Valérie Pécresse a d'ailleurs déjà commencé à s'exprimer tous azimuts, tendant la main à la maire de Paris, Anne Hidalgo, pour réfléchir à une solution concertée pour les voies sur berges, et dévoilant des propositions jeudi sur les déserts médicaux.
" Le mouvement Libres! de Valérie Pécresse permet de retenir des gens qui ont envie de partir de LR. "
En retrait. En réalité, le Wauquiez Gate donne une occasion à Valérie Pécresse de revenir sur le devant de la scène. Elle avait fait le choix de se mettre en retrait l'année dernière, renonçant à briguer la présidence du parti face à l'Auvergnat. Officiellement car elle avait promis, en remportant la région Île-de-France en 2015, de s'y consacrer entièrement. Officieusement, il n'y avait que des coups à prendre dans la campagne interne d'un parti démoralisé par la présidentielle, où Laurent Wauquiez semblait avoir plié le jeu d'entrée.
Opposition en interne. Désormais, Valérie Pécresse peut se faire entendre au moindre faux pas du président. Mais cette petite musique ne sera jouée qu'au sein des Républicains. Pas question, pour la présidente d'Île-de-France, de lâcher le parti. "Je suis libre", a-t-elle expliqué, en allusion au nom du mouvement "associé" à LR qu'elle a fondé, Libres!.

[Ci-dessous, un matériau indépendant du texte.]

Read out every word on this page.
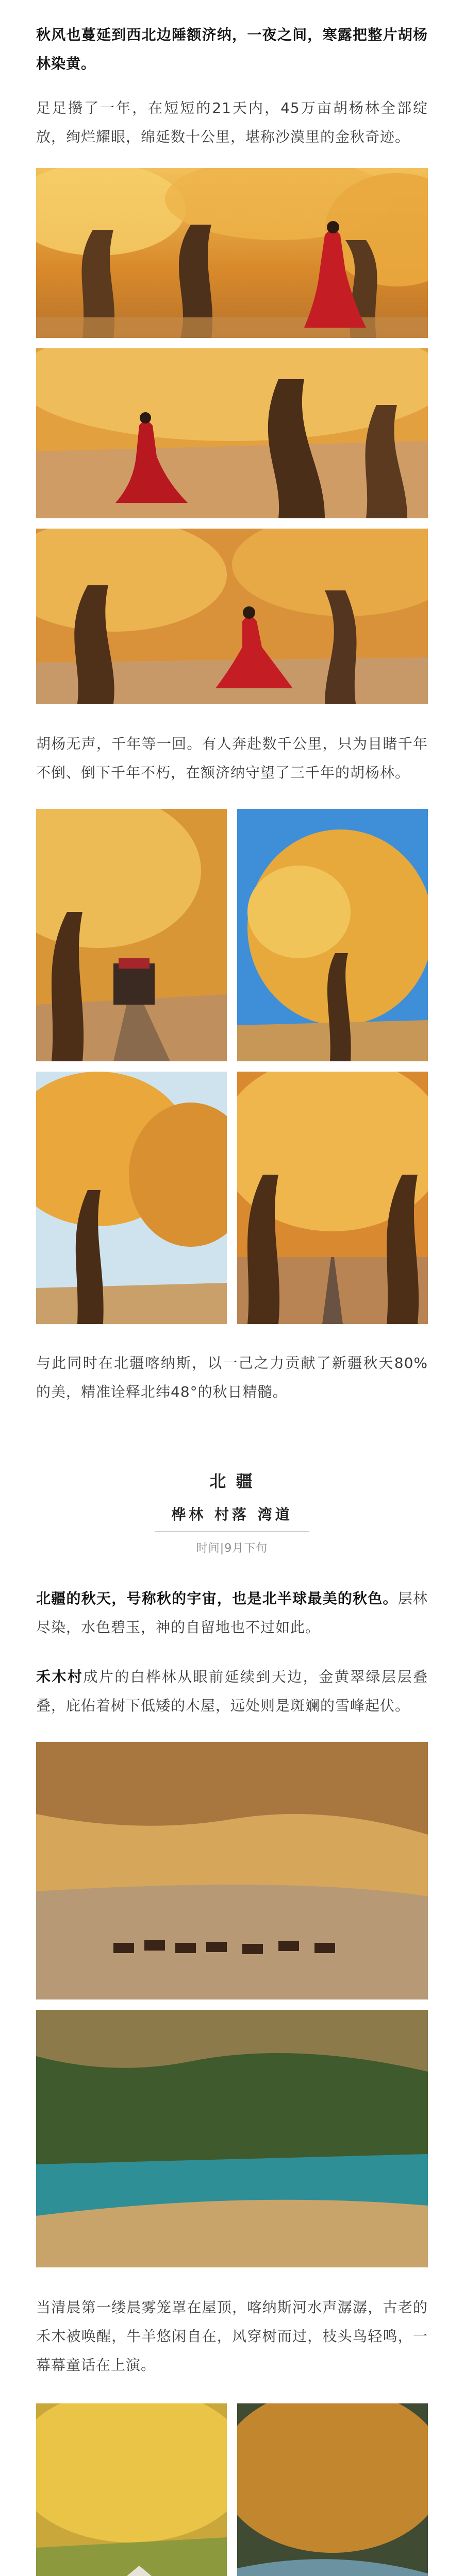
秋风也蔓延到西北边陲额济纳，一夜之间，寒露把整片胡杨林染黄。

足足攒了一年，在短短的21天内，45万亩胡杨林全部绽放，绚烂耀眼，绵延数十公里，堪称沙漠里的金秋奇迹。

胡杨无声，千年等一回。有人奔赴数千公里，只为目睹千年不倒、倒下千年不朽，在额济纳守望了三千年的胡杨林。

与此同时在北疆喀纳斯，以一己之力贡献了新疆秋天80%的美，精准诠释北纬48°的秋日精髓。

北 疆
桦林 村落 湾道
时间|9月下旬

北疆的秋天，号称秋的宇宙，也是北半球最美的秋色。层林尽染，水色碧玉，神的自留地也不过如此。

禾木村成片的白桦林从眼前延续到天边，金黄翠绿层层叠叠，庇佑着树下低矮的木屋，远处则是斑斓的雪峰起伏。

当清晨第一缕晨雾笼罩在屋顶，喀纳斯河水声潺潺，古老的禾木被唤醒，牛羊悠闲自在，风穿树而过，枝头鸟轻鸣，一幕幕童话在上演。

Est-ce une position tenable ? D'autres responsables LR ont préféré quitter le parti dont ils ne cautionnent plus la présidence. Mais pour Geoffrey Carvalhinho, "l'histoire de la droite, c'est celle d'une composition. Toutes les sensibilités doivent être respectées", des plus conservateurs aux plus progressistes. "Et puis c'est important d'apporter des idées nouvelles au sein des Républicains. C'est ce qui a manqué pendant la campagne. Cela met du baume au cœur de la droite."
"Retenir des gens qui ont envie de partir". L'élu municipal voit par ailleurs un autre avantage à ne pas faire sécession. "Le mouvement Libres! permet de retenir des gens qui ont envie de partir." Dominique Bussereau, président de l'Assemblée des départements de France, a ainsi annoncé sa démission avec fracas mardi, après avoir entendu Laurent Wauquiez assumer ses propos enregistrés ("ses errements et sa violence verbale", a corrigé Dominique Bussereau sur Twitter). "Mais il reste dans l'organigramme de Libres!, où il est conseiller spécial de Valérie Pécresse, donc dans la droite républicaine", précise Geoffrey Carvalhinho. "Le mouvement permet aussi de capter des membres de la société civile ou du monde associatif." Bref, de rassembler.
Puisque @laurentwauquiez assume ses errements et sa violence verbale j’en tire les conséquences : j’étais en congé de @lesRepublicains ,ce soir j’en démissionne définitivement.@BFMTV@alainjuppe@jpraffarin@vpecresse
— Dominique Bussereau (@Dbussereau) 20 février 2018
C'est bien le rassemblement que Valérie Pécresse souhaite désormais incarner, quand Laurent Wauquiez apparaît toujours plus clivant. Reste que l'espace est mince, du moins dans l'opinion publique : un sondage publié par BFM TV mercredi montre que le président des Républicains n'a pas souffert de la séquence des enregistrements auprès de ses sympathisants. Une écrasante majorité d'entre eux (82%) pensent qu'il a eu raison d'assumer. Pour 69%, Laurent Wauquiez "veut vraiment changer les choses", pour 58% il "comprend les gens" et pour 53% il a les qualités nécessaires pour être président de la République. Autant d'items sur lesquels, loin de perdre du terrain, le patron de la droite gagne des points.